Increased CPU usage with last drivers starting from 270.xx and continue with 285.xx

I see increased CPU usage (~100% CPU core allocation)for my OpenCL program starting from 270.xx driver version.
It uses quite little CPU with 263.06 driver.

What can be done to workaround this issue or when one can expect fix for this issue in driver ?

I’ve been seeing this for the past few release too. I can work around it by manually polling the event to see if the kernel has finished and sleeping, but I’d rather not have to.

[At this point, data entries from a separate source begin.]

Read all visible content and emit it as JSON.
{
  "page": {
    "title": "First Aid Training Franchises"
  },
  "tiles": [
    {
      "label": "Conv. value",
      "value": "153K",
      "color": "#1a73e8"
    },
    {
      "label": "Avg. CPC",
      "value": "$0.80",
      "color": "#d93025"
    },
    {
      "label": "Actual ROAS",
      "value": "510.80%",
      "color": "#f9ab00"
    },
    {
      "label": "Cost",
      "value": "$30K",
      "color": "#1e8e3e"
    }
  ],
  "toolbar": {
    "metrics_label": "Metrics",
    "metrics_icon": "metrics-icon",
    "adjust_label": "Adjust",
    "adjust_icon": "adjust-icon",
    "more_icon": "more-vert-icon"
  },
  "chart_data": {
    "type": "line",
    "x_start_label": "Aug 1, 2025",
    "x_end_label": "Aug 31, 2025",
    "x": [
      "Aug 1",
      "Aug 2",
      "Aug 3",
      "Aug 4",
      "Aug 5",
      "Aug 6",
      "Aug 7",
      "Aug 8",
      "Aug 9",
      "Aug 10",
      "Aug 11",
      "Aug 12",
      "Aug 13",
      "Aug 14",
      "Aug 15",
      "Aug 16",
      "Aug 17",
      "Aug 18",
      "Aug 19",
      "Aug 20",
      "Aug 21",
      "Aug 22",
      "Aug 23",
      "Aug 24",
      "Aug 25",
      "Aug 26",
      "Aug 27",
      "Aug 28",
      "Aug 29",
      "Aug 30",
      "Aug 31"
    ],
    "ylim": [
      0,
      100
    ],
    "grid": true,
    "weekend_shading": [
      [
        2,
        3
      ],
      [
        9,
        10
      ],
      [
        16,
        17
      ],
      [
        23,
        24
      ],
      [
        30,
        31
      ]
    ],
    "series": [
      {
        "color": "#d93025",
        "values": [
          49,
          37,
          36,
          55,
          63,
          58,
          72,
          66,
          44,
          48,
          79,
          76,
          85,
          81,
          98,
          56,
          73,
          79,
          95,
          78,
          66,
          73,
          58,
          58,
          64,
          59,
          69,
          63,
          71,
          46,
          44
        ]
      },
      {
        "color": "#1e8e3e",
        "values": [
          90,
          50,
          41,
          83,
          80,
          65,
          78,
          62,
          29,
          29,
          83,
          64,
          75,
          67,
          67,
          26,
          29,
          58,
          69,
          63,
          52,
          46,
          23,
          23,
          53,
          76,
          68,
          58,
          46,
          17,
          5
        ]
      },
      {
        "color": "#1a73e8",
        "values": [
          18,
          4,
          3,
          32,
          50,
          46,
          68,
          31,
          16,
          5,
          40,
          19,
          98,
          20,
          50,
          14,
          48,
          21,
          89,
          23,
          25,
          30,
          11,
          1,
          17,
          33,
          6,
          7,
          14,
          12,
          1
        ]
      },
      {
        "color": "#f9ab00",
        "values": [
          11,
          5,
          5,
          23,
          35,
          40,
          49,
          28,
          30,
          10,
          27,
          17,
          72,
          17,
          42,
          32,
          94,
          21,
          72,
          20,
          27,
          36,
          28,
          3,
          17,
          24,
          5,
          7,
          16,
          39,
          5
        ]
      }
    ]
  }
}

Any progress in getting the 100% CPU usage Bug with 270.xx and later drivers fixed? I’m having to leave a Core free to fully utilse Raistmer’s OpenCL app with the 290.53 drivers,
AMD fixed their 100% CPU usage Bug after only 2 driver releases with Cat 11.9, Nvidia have released ~15 drivers since this Bug was introduced,
(Not tried the 295.xx drivers yet, they have a Nasty Bug where the Cuda device disappears when the DVI connected monitor goes to sleep)

Claggy

Its the same in the 295.73 drivers as well - Nvidia app reports usage of a whole core, the same app in it’s AMD variant reports usage of only 2-3%

Jamie

Hi Claggy,

What app is this? Can we examine the source code?

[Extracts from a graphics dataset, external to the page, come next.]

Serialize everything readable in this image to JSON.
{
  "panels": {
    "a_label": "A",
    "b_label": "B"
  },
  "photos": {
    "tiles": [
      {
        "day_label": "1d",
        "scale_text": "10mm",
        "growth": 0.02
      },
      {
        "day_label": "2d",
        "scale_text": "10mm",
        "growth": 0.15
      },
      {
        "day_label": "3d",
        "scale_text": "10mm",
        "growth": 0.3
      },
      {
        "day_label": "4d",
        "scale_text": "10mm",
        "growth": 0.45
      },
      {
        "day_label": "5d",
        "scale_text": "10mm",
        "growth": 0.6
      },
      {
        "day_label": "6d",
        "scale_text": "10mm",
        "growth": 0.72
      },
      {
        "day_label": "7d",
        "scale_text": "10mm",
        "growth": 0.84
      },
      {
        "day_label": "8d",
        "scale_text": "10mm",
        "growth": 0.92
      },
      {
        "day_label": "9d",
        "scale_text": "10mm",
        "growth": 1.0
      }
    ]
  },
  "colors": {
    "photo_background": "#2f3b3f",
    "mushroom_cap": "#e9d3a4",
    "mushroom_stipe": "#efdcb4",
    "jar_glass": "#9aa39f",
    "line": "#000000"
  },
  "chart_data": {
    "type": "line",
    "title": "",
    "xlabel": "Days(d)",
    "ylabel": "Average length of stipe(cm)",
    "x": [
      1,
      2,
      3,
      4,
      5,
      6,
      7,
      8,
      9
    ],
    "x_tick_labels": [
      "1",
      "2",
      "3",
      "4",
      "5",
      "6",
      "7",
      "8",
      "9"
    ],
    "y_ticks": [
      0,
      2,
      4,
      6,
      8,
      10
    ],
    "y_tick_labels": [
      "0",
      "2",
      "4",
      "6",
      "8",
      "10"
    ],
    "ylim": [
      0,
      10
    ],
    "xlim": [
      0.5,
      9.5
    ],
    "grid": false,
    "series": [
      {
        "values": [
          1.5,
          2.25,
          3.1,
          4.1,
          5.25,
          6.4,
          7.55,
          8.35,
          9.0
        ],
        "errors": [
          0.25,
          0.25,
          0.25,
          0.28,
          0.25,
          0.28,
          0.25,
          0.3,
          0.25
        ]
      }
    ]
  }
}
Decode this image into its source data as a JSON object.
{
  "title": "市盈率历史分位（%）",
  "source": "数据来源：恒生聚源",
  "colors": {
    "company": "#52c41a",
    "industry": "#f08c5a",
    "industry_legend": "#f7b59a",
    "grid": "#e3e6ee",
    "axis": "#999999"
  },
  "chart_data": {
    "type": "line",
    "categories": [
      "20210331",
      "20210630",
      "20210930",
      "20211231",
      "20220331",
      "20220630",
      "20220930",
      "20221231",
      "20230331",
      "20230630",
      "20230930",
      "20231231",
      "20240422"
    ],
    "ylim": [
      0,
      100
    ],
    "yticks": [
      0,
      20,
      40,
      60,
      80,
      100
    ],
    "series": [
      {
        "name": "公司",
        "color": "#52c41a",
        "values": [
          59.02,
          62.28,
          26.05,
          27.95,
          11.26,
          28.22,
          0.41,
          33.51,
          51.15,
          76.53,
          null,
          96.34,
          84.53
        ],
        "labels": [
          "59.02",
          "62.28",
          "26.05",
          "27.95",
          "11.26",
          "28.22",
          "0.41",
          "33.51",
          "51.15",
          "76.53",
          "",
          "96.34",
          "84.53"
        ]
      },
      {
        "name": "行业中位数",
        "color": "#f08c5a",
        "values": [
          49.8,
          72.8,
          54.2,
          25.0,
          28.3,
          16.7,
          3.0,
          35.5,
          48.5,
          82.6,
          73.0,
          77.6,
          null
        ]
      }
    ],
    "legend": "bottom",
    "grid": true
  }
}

As you know, 100% CPU can mean a number of things.

It’s Raistmer’s Nvidia OpenCL Astropulse app for use on the Setiathome project,

Claggy

App sources are available from Berkeley’s SVN repository (read access granted for Anonymous access too): https://setisvn.ssl.berkeley.edu/svn/branches/sah_v7_opt
In short, there is no 100% usage on older NV drivers, no high CPU usage on current ATi drivers.
Bug was reported to NV more than 2 months ago and since then nothing changed (bug was accepted in work but no results or bugfix so far).

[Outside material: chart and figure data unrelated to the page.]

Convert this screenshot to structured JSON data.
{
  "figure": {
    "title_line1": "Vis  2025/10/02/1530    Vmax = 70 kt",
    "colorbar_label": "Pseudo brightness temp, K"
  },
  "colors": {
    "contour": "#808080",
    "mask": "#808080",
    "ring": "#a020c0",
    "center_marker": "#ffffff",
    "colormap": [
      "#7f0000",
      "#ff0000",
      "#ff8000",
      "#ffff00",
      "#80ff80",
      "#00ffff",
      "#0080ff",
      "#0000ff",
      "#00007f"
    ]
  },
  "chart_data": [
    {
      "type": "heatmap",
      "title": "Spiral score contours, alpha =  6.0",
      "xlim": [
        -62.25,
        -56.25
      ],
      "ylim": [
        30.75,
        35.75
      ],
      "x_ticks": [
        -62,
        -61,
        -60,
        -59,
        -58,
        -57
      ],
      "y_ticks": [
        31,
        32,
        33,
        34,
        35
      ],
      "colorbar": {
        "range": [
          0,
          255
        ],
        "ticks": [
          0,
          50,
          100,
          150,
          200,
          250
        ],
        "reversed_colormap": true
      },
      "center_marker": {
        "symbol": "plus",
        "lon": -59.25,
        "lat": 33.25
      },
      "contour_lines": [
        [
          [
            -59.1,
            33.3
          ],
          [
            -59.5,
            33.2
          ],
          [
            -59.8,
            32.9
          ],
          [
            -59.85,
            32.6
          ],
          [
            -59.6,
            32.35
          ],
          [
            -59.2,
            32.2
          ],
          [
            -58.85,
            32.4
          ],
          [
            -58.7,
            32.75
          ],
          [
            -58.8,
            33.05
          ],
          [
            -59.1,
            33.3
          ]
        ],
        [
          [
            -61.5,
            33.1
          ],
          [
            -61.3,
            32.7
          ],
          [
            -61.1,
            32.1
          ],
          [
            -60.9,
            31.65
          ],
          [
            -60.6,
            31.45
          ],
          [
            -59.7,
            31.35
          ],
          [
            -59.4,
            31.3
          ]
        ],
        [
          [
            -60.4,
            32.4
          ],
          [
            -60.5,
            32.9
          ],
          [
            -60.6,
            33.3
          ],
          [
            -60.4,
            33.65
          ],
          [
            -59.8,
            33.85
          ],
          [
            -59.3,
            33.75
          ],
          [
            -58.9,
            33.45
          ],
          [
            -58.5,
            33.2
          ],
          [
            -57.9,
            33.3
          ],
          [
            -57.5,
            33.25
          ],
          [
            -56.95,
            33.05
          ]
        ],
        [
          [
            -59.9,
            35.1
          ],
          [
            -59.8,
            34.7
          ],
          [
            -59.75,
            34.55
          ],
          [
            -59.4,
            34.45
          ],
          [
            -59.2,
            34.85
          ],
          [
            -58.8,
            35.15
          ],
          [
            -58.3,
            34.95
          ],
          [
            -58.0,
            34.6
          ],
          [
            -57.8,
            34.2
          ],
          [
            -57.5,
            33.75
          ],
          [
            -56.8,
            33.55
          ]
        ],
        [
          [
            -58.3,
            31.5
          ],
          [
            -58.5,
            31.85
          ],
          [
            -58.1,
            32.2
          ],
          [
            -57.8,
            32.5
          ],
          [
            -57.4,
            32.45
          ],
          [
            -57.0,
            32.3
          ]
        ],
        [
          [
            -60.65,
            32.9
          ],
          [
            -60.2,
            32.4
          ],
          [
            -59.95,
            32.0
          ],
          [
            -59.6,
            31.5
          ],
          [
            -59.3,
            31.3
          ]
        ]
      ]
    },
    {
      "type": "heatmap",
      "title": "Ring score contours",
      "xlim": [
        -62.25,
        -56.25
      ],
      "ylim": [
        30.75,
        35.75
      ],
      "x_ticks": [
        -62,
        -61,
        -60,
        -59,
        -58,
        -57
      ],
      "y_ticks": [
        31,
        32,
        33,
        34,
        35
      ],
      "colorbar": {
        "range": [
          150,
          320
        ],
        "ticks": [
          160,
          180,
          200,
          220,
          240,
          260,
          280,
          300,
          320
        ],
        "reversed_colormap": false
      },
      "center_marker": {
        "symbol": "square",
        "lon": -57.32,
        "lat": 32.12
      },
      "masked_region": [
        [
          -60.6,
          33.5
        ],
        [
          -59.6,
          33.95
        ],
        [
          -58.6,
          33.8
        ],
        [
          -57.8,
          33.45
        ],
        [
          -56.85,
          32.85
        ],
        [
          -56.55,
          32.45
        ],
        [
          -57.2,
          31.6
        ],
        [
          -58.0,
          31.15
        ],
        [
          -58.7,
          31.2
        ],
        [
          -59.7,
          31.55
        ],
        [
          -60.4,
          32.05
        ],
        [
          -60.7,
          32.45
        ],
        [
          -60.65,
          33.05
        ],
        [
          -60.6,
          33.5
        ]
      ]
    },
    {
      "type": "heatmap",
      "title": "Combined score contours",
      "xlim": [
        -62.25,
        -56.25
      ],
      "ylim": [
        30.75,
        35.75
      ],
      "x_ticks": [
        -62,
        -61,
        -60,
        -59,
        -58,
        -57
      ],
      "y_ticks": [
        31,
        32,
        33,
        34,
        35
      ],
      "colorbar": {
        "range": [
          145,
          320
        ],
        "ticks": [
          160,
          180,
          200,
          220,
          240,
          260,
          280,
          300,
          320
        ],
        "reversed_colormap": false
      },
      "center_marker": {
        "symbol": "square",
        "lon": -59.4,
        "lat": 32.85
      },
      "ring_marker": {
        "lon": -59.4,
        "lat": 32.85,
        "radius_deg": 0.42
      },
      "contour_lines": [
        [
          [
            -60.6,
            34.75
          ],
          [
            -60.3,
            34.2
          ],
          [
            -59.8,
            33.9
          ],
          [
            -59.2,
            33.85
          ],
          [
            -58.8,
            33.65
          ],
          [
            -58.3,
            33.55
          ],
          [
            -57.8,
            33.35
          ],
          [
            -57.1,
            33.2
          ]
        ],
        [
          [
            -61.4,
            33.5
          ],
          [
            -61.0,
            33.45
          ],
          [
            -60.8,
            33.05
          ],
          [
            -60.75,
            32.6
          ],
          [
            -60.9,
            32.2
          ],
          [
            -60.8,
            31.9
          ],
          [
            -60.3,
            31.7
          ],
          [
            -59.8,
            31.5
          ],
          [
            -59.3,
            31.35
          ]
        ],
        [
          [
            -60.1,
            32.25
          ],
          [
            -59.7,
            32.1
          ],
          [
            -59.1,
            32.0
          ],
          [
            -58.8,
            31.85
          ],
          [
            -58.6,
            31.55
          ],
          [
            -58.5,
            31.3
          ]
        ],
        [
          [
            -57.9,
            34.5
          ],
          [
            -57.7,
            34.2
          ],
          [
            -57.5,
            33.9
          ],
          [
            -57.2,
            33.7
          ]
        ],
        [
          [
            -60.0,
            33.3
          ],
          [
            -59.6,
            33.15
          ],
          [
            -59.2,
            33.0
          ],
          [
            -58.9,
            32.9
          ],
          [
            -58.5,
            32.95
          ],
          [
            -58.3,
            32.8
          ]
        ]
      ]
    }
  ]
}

Have a look in the CUDA_Toolkit_Reference_Manual at the section about cudaSetDeviceFlags. AFAIK OpenCL doesn’t have a matching function set, so scheduling is probably set to auto, and the heuristics have probably changed:

To quote:

cudaDeviceScheduleAuto: The default value if the flagsparameter is zero, uses a heuristic based on the
number of active CUDA contexts in the processCand the number of logical processors in the systemP. If C>
P, then CUDA will yield to other OS threads when waiting for the device, otherwise CUDA will not yield while
waiting for results and actively spin on the processor.

cudaDeviceScheduleSpin: Instruct CUDA to actively spin when waiting for results from the device. This can
decrease latency when waiting for the device, but may lower the performance of CPU threads if they are per-
forming work in parallel with the CUDA thread.

cudaDeviceScheduleYield: Instruct CUDA to yield its thread when waiting for results from the device. This
can increase latency when waiting for the device, but can increase the performance of CPU threads performing
work in parallel with the device.

AMD probably always yields, while on modern processors, it seems that CUDA (I’m guessing that OpenCL is the same) will almost always spin rather than yield.
You can try creating more contexts than cores and see if that changes behavior (assuming that OpenCL works the same and doesn’t just always spin or unite contexts)

Thanks for idea.

Can number of active contexts be increased with runing many instances of app? Cause there is only 1 context per app instance used.

We will try to make number of app instances bigger than number of CPUs in system and report results…

Pity than NV did not expose control of scheduler behavior to OpenCL apps. They could at least use some environment variable to instruct runtime to use one or another method.
AMD uses such variables for ISA/IL dumping control for example so it’s known practice…

Not sure how NVIDIA will treat that. It’s probably better to try to create several OpenCL contexts in the same app and just leave them unused. If your device is not in exclusive mode, you can create as many contexts as you want on it, if you don’t submit any kernels, they will not take any computing resources.